A small 111-square mile island off the coast of South America became a part of Special Olympics history when Bonaire played host to the first-ever Special Olympics Dutch Caribbean Kingdom Games November 3-5.
In collaboration with the Dutch government and Special Olympics Bonaire, competition was held in six sports for 119 Special Olympics athletes from Aruba, Bonaire, Curaçao, Saba, Sint Eustatius, and St. Maarten.
“In February of this year, a great adventure began,” explains Niels Cannegieter, who led the team coordinating the event. Together with the Ministerie van Volksgezondheid, Welzijn en Sport, Eddy van Veghel and Nick Veenbrink, we came up with a unique inclusive event for people with intellectual disabilities. An event in which all the islands of our Caribbean Kingdom could participate, and we would welcome them to beautiful Bonaire.”

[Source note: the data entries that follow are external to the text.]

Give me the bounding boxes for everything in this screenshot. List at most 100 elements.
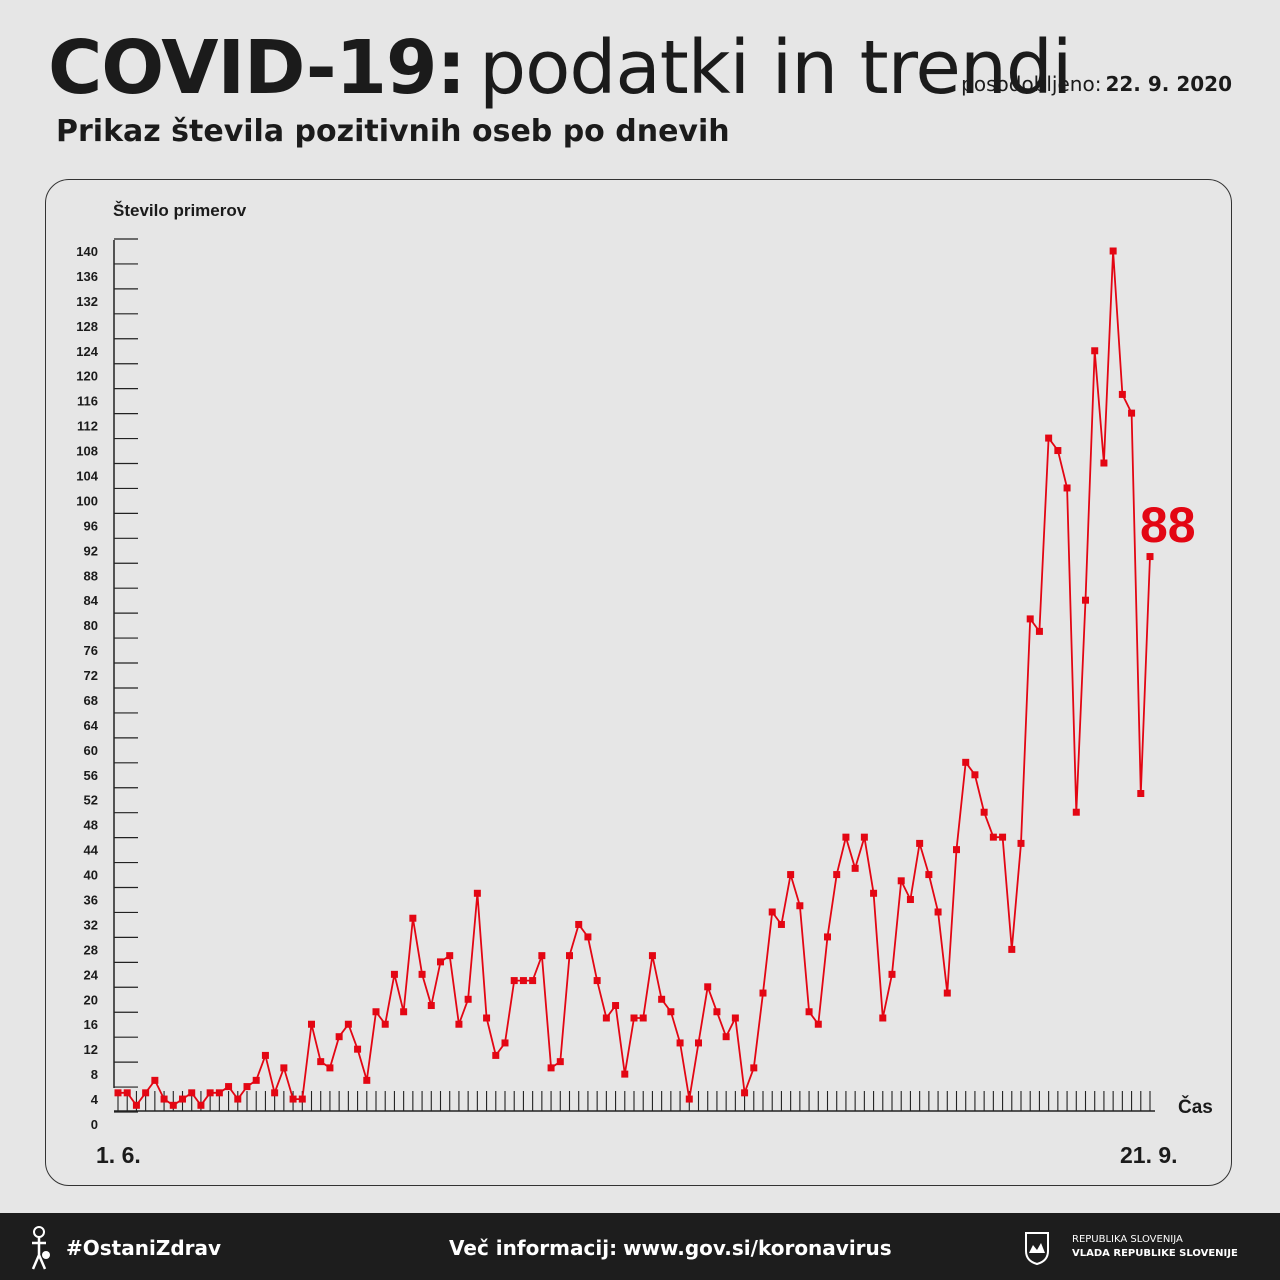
y-tick-label: 24 (84, 967, 99, 982)
data-point (1072, 808, 1080, 816)
data-point (261, 1051, 269, 1059)
updated-date: 22. 9. 2020 (1105, 72, 1232, 96)
x-end-label: 21. 9. (1120, 1142, 1178, 1168)
series-line (118, 250, 1151, 1107)
footer-bar: #OstaniZdrav Več informacij: www.gov.si/k… (0, 1213, 1280, 1280)
y-tick-label: 84 (84, 593, 99, 608)
data-point (989, 833, 997, 841)
data-point (685, 1095, 693, 1103)
data-point (566, 952, 573, 960)
data-point (713, 1008, 721, 1016)
data-point (658, 995, 666, 1003)
data-point (538, 952, 546, 960)
data-point (695, 1039, 702, 1047)
y-tick-label: 16 (84, 1017, 98, 1032)
y-tick-label: 68 (84, 693, 98, 708)
data-point (308, 1020, 315, 1028)
data-point (344, 1020, 352, 1028)
government-label: REPUBLIKA SLOVENIJA VLADA REPUBLIKE SLOV… (1072, 1233, 1238, 1261)
y-tick-label: 136 (76, 269, 98, 284)
data-point (252, 1076, 260, 1084)
y-tick-label: 120 (76, 369, 98, 384)
more-info-link[interactable]: www.gov.si/koronavirus (623, 1236, 892, 1260)
data-point (519, 977, 527, 985)
data-point (206, 1089, 214, 1097)
latest-value-label: 88 (1140, 497, 1196, 553)
data-point (501, 1039, 509, 1047)
y-tick-label: 56 (84, 768, 98, 783)
data-point (1017, 839, 1025, 847)
data-point (179, 1095, 186, 1103)
data-point (446, 952, 454, 960)
y-tick-label: 36 (84, 893, 98, 908)
gov-line-2: VLADA REPUBLIKE SLOVENIJE (1072, 1248, 1238, 1259)
data-point (160, 1095, 168, 1103)
data-point (575, 920, 583, 928)
y-tick-label: 48 (84, 818, 98, 833)
data-point (1091, 347, 1099, 355)
data-point (593, 977, 601, 985)
data-point (704, 983, 712, 991)
slovenia-coat-of-arms-icon (1025, 1232, 1049, 1265)
data-point (483, 1014, 491, 1022)
data-point (1100, 459, 1108, 467)
y-axis-label: Število primerov (113, 201, 247, 220)
data-point (1109, 247, 1117, 255)
data-point (897, 877, 905, 885)
data-point (381, 1020, 389, 1028)
title-covid: COVID-19: (48, 25, 466, 111)
y-tick-label: 88 (84, 568, 98, 583)
data-point (169, 1101, 177, 1109)
y-tick-label: 4 (91, 1092, 99, 1107)
data-point (999, 833, 1007, 841)
y-tick-label: 32 (84, 917, 98, 932)
y-tick-label: 108 (76, 444, 98, 459)
y-tick-label: 140 (76, 244, 98, 259)
data-point (1146, 553, 1154, 561)
data-point (510, 977, 518, 985)
data-point (372, 1008, 380, 1016)
data-point (934, 908, 942, 916)
y-tick-label: 104 (76, 468, 98, 483)
y-tick-label: 128 (76, 319, 98, 334)
data-point (824, 933, 831, 941)
more-info: Več informacij: www.gov.si/koronavirus (449, 1236, 892, 1260)
y-tick-label: 80 (84, 618, 98, 633)
data-point (584, 933, 592, 941)
data-point (1026, 615, 1034, 623)
data-point (860, 833, 868, 841)
y-tick-label: 20 (84, 992, 98, 1007)
y-tick-label: 76 (84, 643, 98, 658)
x-start-label: 1. 6. (96, 1142, 141, 1168)
y-tick-label: 116 (77, 394, 98, 409)
data-point (741, 1089, 749, 1097)
data-point (943, 989, 951, 997)
data-point (612, 1002, 620, 1010)
y-tick-label: 124 (76, 344, 98, 359)
data-point (676, 1039, 684, 1047)
data-point (796, 902, 804, 910)
data-point (354, 1045, 362, 1053)
y-tick-label: 60 (84, 743, 98, 758)
data-point (215, 1089, 223, 1097)
data-point (547, 1064, 555, 1072)
data-point (833, 871, 841, 879)
data-point (1128, 409, 1136, 417)
y-tick-label: 8 (91, 1067, 98, 1082)
y-tick-label: 40 (84, 868, 98, 883)
y-tick-label: 0 (91, 1117, 98, 1132)
data-point (962, 758, 970, 766)
data-point (556, 1058, 564, 1066)
data-point (667, 1008, 675, 1016)
data-point (317, 1058, 325, 1066)
data-point (777, 920, 785, 928)
data-point (529, 977, 537, 985)
data-point (243, 1083, 251, 1091)
data-point (759, 989, 767, 997)
data-point (409, 914, 417, 922)
data-point (197, 1101, 205, 1109)
x-axis-label: Čas (1178, 1096, 1213, 1118)
data-point (805, 1008, 813, 1016)
data-point (142, 1089, 150, 1097)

From the moment delegations stepped foot on Bonaire and were greeted with a festive airport welcome featuring a raucous crowd from Special Olympics Bonaire, the feelings of warmth, hospitality, and, most importantly, a true commitment to inclusion were ever-present.
“We are so excited to have the Special Olympics Dutch Caribbean Kingdom Games here in Bonaire!” said Rolanda Hellburg-Makaai, Special Olympics Bonaire Board Chair. “I wish all the luck to the athletes competing this weekend and know we’ll all have a wonderful time!”
That excitement was palpable during Opening Ceremony as delegations marched through downtown Bonaire streets lined with families, friends and well-wishers. Music from T-E Boyz filled the streets as athletes and coaches danced their way to Wilhelminaplein, where the Opening Ceremony program took place. Speakers included Niels Cannegieter, Rolanda Hellburg-Makaai, Special Olympics Bonaire Board Chair, Clark Abraham, Member of the Bonaire Island Council, and Lorna Bell, Executive Director, Special Olympics Caribbean Initiative.
“I am overwhelmed and excited to see this happening in Bonaire. This is a testament that we in Special Olympics are serious about working together to make sure no one is left behind,” said Bell.
As Opening Ceremony drew to a close, Roël Scherptong, a Special Olympics Bonaire athlete, had a moment in the spotlight he’ll never forget.
“That’s my boy!” his mother exclaimed beaming with pride as her son carried the Flame of Hope into Opening Ceremony, backed by members of Bonaire’s law enforcement. After safely delivering the Flame of Hope, Scherptong delivered the Special Olympics athlete oath in a moment that left him overcome with emotion.
The excitement found at Opening Ceremony quickly turned to focus as athletes prepared to begin competition in Special Olympics stalwarts like athletics, bocce, football (soccer), and swimming. But two new sports quickly grabbed the attention of athletes and fans alike: beach volleyball and baseball5™, a fast-paced team sport where individual skills and hand-eye coordination are highlighted.
While what happened on the pitch, track and court was understandably a large focus, the impact of the Dutch Caribbean Kingdom Games could be felt around the island. Prior to competition, Special Olympics Bonaire hosted its first Family Health Forum with support from Lions Club International Foundation and the Aruna Abhey Oswal Trust.
Family Health Forums provide a space for the families and caregivers of people with intellectual disabilities to engage with health professionals, community leaders and social service providers and the one held in Bonaire was no exception. Bringing together more than 50 families, caregivers, and community members, it was an excellent example of the potential for growth that exists across the Caribbean, including Bonaire.
“I always walk away from events in the Caribbean with the same feeling: that together, there is nothing that we cannot achieve,” said Greg Epperson, President and Regional Managing Director of Special Olympics North America, during his welcome remarks at the Family Health Forum. “I have no doubt that we’re going to change the future. We’re right at an intersection of history and possibility and I really think we have to focus on the possibilities and what’s to come for our organization.”
The commitment to health equity continued during Healthy Athletes screenings as all athletes were given the opportunity to participate in Health Promotion and FUNFitness screenings after competition ended for the weekend. Clinical Directors Dr. Tameka Stephenson and Angela Mcintosh led a team of key volunteers, including many from Lions Club Bonaire, as they provided key health information about portion size, healthy eating and proper hydration alongside assessments of strength, flexibility, and balance.
As with all Special Olympics events, big and small, the event ended with a celebratory dance party overlooking the ocean. As the DJ blasted hits people couldn’t resist dancing to, all had cause for celebration. Athletes celebrating personal bests. Coaches celebrating the joy of watching athletes achieve something that had been previously out of reach. Event organizers celebrating a job well done. But most importantly, an entire tight-knit community celebrating a key step to a more inclusive society for all its citizens.